Proteins build new tissues, help children grow, build hormones and body chemicals and have an essential role in countless other body functions. Protein calories are rarely found alone. Vegetable proteins, such as those found in black beans and other legumes and whole grains such as barley and quinoa, are found with complex carbohydrate calories. Fat calories tag along with meat, poultry, and fish proteins (fish has the least number of fat calories, ounce for ounce, and a better type of fat, too).

QUICK FACT: One gram of protein also has four calories. One slice of individually wrapped cheese contains about 28 grams of protein, or about 112 calories.

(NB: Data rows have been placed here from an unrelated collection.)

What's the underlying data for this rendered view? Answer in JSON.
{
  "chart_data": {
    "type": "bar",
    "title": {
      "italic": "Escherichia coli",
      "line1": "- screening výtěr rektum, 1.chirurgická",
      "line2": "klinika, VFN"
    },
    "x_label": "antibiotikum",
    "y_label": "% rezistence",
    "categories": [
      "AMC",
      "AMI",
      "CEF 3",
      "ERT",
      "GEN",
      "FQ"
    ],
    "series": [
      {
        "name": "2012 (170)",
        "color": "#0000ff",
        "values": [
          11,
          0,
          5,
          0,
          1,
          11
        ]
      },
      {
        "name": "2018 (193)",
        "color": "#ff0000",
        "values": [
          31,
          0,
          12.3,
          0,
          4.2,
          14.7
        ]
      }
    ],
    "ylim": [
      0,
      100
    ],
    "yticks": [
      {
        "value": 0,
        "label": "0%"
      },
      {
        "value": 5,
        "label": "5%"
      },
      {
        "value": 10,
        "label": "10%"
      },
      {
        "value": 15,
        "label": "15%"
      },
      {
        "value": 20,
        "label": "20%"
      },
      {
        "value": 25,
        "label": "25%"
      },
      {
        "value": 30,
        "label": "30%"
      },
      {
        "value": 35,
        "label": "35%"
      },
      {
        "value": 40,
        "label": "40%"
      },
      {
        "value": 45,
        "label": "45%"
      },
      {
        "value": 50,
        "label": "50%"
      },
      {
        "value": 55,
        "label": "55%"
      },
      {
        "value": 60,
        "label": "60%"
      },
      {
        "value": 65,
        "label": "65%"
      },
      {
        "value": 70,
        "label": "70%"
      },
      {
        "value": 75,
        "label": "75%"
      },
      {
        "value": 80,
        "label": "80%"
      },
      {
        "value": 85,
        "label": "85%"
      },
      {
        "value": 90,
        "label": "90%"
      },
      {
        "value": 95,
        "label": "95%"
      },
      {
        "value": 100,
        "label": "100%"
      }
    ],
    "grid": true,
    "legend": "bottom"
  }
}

Some fat is essential for good health, although generally far less than most people eat. Fat is necessary to form hormones, absorb nutrients, and has several other functions. Fats are found in dairy foods (except fat-free versions), meat, poultry, fish, and most convenience and packaged foods. Nuts and seeds are very high in fat, and some foods are pure fat, such as oils, butter and margarine. All these fat-containing foods can be included in a healthy diet, just in appropriate portions. Adults need about 15 to 20 grams daily, but Americans eat upwards of 70 to 80 grams each day. One of the reasons fats catch up with us so quickly (to add pounds) is that they are very calorically dense.

QUICK FACT: One gram of fat has nine calories. One teaspoon of butter or margarine has about 5 grams of fat, or about 45 calories.